REFUSING TO HAVE BOWEL MOVEMENTS ON TOILET
“My son is three-and-a-half. We started toilet learning four months ago, and he’s done OK with peeing in the potty, although if he has something more interesting to do, he’ll just go where he is. He’s worn underwear for four months, and except for just a very few times, he’s pooped in his underpants every day. I am despairing. His bowel movements are soft, but not at all regular at any time of the day. I’ve tried rewards, praise, etc. and nothing works. Today I got upset, and that’s why I’m writing for new advice. I know it was wrong to yell, but after washing out 100+ poopy underpants in a row, I don’t know what to do. Thanks so much for your help”
Answer: I just shared this frustration with my son, so I know what you are going through. This is not an unusual problem, it happens in about twenty percent of children. It usually resolves by age 4½, but I have seen some six-year-olds that still need to use a diaper for bowel movements. Most kids learn to control their bladder before their bowels. Like your son, these kids will use the toilet just fine for urinating but keep soiling their underwear. After washing 100+ poopy underpants ourselves, we just started buying pull-up diapers again. This usually is the best remedy. When frustrated parents throw away the diapers and force the child to wear underpants, children often start withholding their bowel movements, which leads to constipation and painful bowel movements. Now you have a much bigger problem. Until your child learns to sense the need for a bowel movement and to control the urge to poop, your best bet is to keep him in a diaper. Letting the child run around naked (outside, of course) is a good way to help them learn when a bowel movement is happening. Usually, it is just a matter of waiting until they develop this sense on their own. When their bowel movements are somewhat predictable, you can have them wear the diaper just when it is time to poop. My son, Jonathan, would usually put on the diaper after breakfast to have a bowel movement, then change to underpants for the rest of the day (of course, he was also in a diaper for sleeping, too). Many kids will ask to put the diaper on when it’s time for poop. If this bothers you, remember it is just better to let them use a diaper. I can’t stress enough how important it is to avoid pressuring the child into doing something that he is not ready for. Believe me, you don’t want to deal with a four-year-old that refuses to poop because it hurts! Once the bowel movements are predictable, you can start working on getting the child to use the potty instead of the diaper. Be sure to look at this from the child’s point of view: sitting and pooping on the potty can be awkward or even scary. Let them go through a series of steps that brings them closer to using the toilet.
- You might start with having the child use the diaper for bowel movements but he must empty the diaper into the toilet and then throw away the diaper (with supervision, of course).
- The next step might be the child stays in the bathroom to use the diaper, and continue to help with clean up.

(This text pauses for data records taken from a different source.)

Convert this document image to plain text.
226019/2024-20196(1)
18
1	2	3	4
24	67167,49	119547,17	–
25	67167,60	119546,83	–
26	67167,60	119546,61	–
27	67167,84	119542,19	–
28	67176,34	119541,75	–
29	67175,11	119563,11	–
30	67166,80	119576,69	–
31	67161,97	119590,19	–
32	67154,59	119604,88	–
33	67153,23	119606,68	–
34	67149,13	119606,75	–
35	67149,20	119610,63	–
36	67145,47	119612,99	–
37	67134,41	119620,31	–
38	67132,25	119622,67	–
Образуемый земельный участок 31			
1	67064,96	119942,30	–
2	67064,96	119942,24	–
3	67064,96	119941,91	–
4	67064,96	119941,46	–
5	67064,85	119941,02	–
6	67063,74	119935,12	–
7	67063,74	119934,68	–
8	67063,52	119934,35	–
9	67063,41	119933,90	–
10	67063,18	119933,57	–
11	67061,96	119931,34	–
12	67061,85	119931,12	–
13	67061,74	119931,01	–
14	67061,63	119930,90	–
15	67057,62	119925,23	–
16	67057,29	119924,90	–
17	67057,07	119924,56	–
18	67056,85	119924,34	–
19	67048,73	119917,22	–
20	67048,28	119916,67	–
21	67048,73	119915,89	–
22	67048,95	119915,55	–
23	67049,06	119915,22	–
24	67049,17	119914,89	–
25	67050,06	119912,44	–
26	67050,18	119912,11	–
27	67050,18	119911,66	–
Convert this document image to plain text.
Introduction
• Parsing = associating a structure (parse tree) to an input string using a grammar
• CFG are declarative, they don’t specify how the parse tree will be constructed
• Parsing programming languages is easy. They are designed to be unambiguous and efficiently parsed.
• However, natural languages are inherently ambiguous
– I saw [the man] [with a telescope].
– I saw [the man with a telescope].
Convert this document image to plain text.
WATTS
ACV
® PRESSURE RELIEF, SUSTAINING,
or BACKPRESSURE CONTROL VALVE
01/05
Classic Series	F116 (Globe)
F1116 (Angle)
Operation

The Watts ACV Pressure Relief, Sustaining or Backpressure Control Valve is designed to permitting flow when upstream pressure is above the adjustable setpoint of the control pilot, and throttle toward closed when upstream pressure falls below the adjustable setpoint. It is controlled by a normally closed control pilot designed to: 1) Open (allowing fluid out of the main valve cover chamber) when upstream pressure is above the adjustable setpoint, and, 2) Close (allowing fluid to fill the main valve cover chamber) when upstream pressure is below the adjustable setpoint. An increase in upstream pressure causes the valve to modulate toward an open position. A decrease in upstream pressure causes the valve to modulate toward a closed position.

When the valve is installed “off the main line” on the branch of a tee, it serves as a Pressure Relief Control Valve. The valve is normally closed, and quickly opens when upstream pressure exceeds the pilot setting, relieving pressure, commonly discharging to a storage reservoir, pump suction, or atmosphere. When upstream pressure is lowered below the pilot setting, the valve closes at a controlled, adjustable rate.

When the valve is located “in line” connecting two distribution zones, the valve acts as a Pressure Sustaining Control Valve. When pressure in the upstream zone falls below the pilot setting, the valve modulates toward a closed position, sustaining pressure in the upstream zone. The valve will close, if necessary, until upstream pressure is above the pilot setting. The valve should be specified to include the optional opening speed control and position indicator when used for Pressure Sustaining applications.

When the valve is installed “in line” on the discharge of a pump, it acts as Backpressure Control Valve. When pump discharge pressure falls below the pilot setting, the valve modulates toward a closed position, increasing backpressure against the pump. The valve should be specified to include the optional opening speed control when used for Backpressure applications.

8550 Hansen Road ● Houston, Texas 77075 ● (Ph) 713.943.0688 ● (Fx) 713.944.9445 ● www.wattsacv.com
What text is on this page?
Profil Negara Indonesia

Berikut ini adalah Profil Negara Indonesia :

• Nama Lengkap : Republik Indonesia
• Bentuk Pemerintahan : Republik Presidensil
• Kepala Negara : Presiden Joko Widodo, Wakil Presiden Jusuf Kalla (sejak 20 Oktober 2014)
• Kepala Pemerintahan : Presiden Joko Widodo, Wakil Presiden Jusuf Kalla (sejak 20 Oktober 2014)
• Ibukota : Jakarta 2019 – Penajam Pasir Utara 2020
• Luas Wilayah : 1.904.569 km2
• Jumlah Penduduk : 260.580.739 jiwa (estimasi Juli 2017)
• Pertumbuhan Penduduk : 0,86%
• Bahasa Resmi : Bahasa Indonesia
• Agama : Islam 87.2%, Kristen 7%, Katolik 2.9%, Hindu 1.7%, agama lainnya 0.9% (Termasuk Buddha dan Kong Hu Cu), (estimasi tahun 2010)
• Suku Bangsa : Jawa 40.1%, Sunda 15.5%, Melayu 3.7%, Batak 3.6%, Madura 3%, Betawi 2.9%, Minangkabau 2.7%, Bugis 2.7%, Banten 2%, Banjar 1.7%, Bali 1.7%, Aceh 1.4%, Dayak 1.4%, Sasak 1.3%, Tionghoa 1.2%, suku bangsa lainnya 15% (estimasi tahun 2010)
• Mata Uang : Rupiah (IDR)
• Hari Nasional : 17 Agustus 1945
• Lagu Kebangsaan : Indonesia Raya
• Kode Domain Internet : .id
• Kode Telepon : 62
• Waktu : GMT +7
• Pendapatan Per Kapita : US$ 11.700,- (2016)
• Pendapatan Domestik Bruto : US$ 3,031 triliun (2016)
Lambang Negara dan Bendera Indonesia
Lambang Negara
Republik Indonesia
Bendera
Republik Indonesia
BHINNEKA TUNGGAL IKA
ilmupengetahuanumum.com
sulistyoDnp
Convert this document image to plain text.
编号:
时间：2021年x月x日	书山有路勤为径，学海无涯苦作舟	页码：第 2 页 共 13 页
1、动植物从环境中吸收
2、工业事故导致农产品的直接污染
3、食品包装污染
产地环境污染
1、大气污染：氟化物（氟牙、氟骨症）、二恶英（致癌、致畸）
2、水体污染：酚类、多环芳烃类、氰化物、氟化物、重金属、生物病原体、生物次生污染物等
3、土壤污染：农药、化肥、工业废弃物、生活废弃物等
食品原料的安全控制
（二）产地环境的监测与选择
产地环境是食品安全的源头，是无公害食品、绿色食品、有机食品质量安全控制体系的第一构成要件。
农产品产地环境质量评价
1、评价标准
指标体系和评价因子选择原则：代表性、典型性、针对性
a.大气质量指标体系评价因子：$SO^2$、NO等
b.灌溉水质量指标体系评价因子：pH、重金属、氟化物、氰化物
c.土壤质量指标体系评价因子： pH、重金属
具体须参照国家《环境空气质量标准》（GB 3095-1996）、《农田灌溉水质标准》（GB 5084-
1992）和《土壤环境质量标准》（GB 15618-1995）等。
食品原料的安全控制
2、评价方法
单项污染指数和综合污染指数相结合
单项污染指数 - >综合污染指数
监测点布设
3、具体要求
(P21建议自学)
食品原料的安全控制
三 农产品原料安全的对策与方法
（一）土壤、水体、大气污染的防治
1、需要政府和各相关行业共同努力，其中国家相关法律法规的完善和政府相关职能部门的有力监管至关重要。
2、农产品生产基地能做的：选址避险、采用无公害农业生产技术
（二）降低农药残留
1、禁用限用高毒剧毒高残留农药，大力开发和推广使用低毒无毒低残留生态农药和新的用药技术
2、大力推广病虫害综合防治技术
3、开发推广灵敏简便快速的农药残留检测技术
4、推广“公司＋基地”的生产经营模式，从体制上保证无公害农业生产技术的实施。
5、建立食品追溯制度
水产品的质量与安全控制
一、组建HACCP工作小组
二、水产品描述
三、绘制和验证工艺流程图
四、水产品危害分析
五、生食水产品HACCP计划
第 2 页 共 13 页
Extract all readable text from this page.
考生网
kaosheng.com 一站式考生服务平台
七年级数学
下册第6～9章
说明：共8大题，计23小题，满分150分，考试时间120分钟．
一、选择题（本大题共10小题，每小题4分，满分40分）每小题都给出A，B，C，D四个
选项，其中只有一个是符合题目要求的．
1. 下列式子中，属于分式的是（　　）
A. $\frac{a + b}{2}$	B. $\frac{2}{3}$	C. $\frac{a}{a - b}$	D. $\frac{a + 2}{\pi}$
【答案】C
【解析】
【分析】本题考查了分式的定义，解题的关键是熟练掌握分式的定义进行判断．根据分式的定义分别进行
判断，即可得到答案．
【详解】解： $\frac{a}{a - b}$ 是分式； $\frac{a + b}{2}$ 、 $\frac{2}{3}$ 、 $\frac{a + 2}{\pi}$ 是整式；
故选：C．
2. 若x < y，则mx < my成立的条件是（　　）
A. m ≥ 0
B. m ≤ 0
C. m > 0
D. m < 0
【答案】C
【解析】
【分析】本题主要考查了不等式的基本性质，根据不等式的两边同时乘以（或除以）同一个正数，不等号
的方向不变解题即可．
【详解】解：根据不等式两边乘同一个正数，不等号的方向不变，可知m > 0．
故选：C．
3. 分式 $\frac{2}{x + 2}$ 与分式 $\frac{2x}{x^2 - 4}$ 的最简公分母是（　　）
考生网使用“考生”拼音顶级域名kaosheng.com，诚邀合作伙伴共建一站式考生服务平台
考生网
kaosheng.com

- Then the child uses the diaper but must be seated to have a bowel movement. He can choose to sit on the toilet with the seat up or down, or maybe a chair. Eventually the steps lead to the child having bowel movements sitting on the open toilet with the diaper on.
- You then might be able to remove the diaper. If not, then you and your child can make a “magic diaper” that has a hole cut in the rear so that stool can fall into the potty. Children can usually quickly graduate out of the “magic diaper”.
The child earns a reward each time he advances to the next step. I found it helpful to have a visible reminder of the reward near the toilet. When accidents happen, he is required to be involved with the unpleasant clean-up. Remember, don’t put too much pressure on the child.